Joey Crown, musician with an odd, intense face, whose life is a quest for impossible things like flowers in concrete or like trying to pluck a note of music out of the air and put it under glass to treasure.

The narration continues after dialogue between Joey and Baron.

Joey Crown, musician with an odd, intense face, who, in a moment, will try to leave the Earth and discover the middle ground - the place we call The Twilight Zone.

==Plot==
Joey Crown is a hapless trumpet player in New York City; he has no money, no friends, and no job prospects due to alcoholism. Looking for a chance to work again, he is turned down by the manager at his old club, who while appreciating Joey's abilities, knows how unreliable he is. Joey feels his life is worthless. He sells his beloved trumpet at a pawn shop for cash, then after a drinking binge impulsively steps into the path of a speeding truck. When he regains consciousness, he realizes that nobody can see or hear him and assumes that he is dead. None of the people he sees are ones he recognizes, though he goes to places with which he is familiar.

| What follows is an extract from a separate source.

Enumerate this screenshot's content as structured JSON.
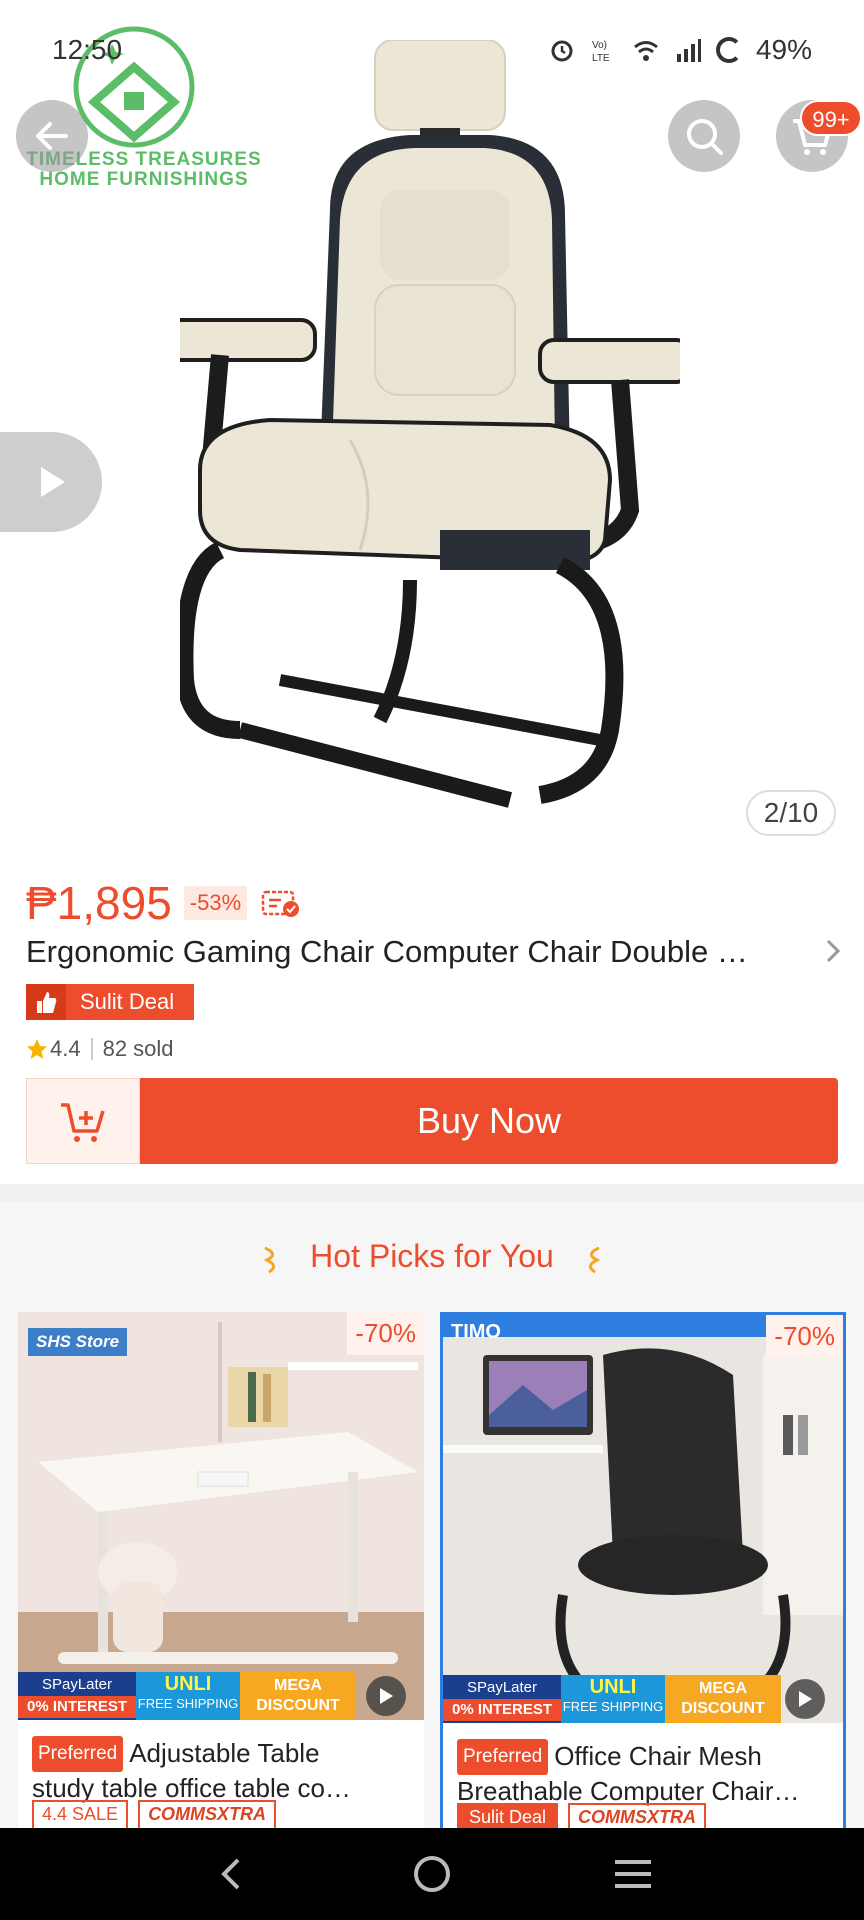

Joey makes his way back to the night club where he is surprised to meet another trumpet player who can not only see him but also recognizes him. He explains that Joey is in "a kind of limbo"; it is all the people he encountered who are actually dead. He offers Joey a choice to return to the living if he so chooses while reminding him that he must "take what you get and you live with it." With the man's encouragement, Joey decides that he wants to go back, but first he asks for the man's name and the answer is, "Call me Gabe, [...] short for Gabriel."

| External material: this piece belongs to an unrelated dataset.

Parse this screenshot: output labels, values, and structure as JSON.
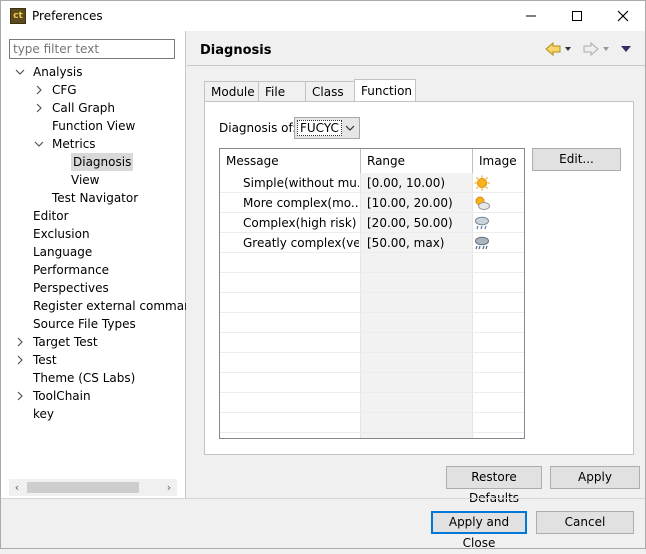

Joey wakes up on the street after the collision and is shaken but uninjured. The nervous driver of the truck quickly pushes some money into Joey's hand, saying that his driving record is on the line. Joey buys his trumpet back. Later that night, he is playing the trumpet alone on his apartment building's roof, when a young woman whose laundry is hanging there approaches him to express her admiration. She introduces herself as Nan and says that she is new to the city. After seeing that she is romantically interested in him, an excited Joey offers to show her around town.

==Closing narration==

Joey Crown, who makes music, and who discovered something about life; that it can be rich and rewarding and full of beauty, just like the music he played, if a person would only pause to look and to listen. Joey Crown, who got his clue in the Twilight Zone.

==Production notes==
In his "limbo" state, Joey's reflection is supposed to be absent from any mirrors, but his reflection is clearly visible twice - once in the window of the theater ticket counter and the other in a jukebox against which he was leaning.

Uan Rasey, a veteran studio trumpeter, played for Klugman on the soundtrack.

==Reception==
In a review for The A.V. Club, Zack Handlen described the episode as "a lovely, low-key story" that was crucially held up by the presence of Jack Klugman (who ultimately appeared in four Twilight Zone episodes).